If a user manually sets their cookie to a session hash that belongs to another user, and if that session hash is valid and present in the user_sessions_db, then yes, they could potentially access the application as if they were the other user. This is because the application's security relies on the uniqueness and secrecy of the session hash.

indeed the lack of HttpOnly flag and the reliance on client-side cookie management without additional safeguards can indeed allow a user to manually set their cookie to access someone else's session if they can obtain or guess the session hash.

the solution maybe :

response.set_cookie('session', hash, httponly=True, secure=True, samesite='Lax')

and use a secure, server-side session management system using Flask for handling the OAuth callback and session cookie setting :

from flask import Flask, request, redirect, make_response
import uuid

app = Flask(__name__)

@app.route('/oauth/callback')
def oauth_callback():
    # This endpoint would handle the OAuth callback, perform authentication, and then set an HttpOnly cookie
    session_hash = uuid.uuid4().hex  # Generate a secure session hash
    response = make_response(redirect('your_streamlit_app_url'))
    response.set_cookie('session', session_hash, httponly=True, secure=True, samesite='Strict')
    # Store session_hash and associated user info securely on the server
    return response

if __name__ == '__main__':
    app.run(ssl_context='adhoc')  # Use HTTPS

Why using using Flask ?

thats because Streamlit's architecture is primarily client-focused, and direct server-side session management, including setting HttpOnly cookies, is not natively supported. Streamlit's session state can be used to manage user sessions to a certain extent. While it doesn't replace HttpOnly cookies for security, it can hold session data during the user's interaction with the application.

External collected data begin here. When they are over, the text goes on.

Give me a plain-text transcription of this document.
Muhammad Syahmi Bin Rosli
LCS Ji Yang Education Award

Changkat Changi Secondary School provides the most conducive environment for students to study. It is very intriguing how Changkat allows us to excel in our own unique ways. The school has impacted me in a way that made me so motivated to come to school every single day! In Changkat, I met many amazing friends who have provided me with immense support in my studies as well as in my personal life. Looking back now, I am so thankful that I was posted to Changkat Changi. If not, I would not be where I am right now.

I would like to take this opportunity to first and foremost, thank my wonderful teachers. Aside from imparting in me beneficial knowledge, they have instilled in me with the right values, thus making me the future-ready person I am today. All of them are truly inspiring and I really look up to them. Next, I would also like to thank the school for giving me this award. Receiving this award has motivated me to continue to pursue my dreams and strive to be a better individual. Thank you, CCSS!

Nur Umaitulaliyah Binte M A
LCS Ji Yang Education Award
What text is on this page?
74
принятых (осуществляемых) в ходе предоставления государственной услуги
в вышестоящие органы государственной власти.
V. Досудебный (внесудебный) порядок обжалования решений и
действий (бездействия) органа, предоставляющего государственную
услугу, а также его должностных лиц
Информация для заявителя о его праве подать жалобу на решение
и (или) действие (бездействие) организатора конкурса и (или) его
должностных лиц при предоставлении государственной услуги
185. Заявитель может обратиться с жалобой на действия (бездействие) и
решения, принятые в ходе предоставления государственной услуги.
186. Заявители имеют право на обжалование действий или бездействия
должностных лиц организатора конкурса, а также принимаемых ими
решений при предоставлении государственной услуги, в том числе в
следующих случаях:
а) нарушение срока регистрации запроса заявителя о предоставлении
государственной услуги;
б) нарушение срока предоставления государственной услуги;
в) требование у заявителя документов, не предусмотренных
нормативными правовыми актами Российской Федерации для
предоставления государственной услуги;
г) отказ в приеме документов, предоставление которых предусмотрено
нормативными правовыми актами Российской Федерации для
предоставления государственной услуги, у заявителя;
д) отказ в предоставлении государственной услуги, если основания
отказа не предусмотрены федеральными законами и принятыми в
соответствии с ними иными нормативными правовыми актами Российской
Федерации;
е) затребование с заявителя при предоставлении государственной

This method stores session information in the browser session, but it's not as secure as HttpOnly cookies since it's more susceptible to XSS attacks.

if 'user_session' not in st.session_state:
    st.session_state['user_session'] = generate_user_session_hash()  # Securely generate and store session hash
avandvik commented 3 months ago

Any updates on whether/when cookies will be enabled so the user does not have to authenticate on refresh?